Gumi Bali, VIVA Bali – Bali, pulau yang identik dengan tarian Kecak yang megah dan Legong yang anggun, menyimpan harta karun budaya lain di balik gemerlap pariwisatanya: Gending Rare.

Istilah ini merujuk pada berbagai tarian tradisional langka dan sakral yang hidup terpencil di desa-desa adat pelosok Bali. Jarang tersentuh liputan media besar, tarian-tarian kuno ini adalah penjaga filosofi, ritual, dan narasi masyarakat Bali asli. Namun, kini mereka menghadapi ancaman kepunahan serius akibat arus modernisasi, minimnya regenerasi, dan keterbatasan sumber daya.

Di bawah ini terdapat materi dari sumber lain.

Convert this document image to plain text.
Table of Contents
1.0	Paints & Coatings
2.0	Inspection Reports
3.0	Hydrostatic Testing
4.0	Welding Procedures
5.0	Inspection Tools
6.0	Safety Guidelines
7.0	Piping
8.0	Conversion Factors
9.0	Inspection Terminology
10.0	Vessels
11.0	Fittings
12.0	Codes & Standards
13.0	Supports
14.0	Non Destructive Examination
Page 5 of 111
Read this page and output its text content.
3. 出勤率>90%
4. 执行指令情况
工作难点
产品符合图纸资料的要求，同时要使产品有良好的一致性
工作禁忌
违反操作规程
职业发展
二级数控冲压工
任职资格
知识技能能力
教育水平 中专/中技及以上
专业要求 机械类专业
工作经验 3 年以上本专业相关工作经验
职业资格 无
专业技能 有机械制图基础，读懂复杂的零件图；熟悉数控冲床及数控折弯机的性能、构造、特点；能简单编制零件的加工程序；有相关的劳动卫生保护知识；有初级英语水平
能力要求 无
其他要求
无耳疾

Kondisi Kritis: Sebuah Warisan yang Terancam

1. Kelangkaan Ekstrim: Tarian seperti "Sanghyang Dedari" (ritual trance penari gadis kecil untuk memanggil dewata demi kesuburan dan pengusir wabah), "Tari Barong Brutuk" di Desa Trunyan (menggunakan topeng berat dari serat pisang, dimainkan oleh remaja pria dalam ritual penyucian), atau versi autentik "Tari Telek" (tarian sakral pelindung dari roh jahat) di desa-desa seperti Bondalem, hanya dikuasai oleh segelintir sesepuh berusia lanjut. Keahlian ini diturunkan secara lisan dan praktik langsung, membuatnya sangat rentan.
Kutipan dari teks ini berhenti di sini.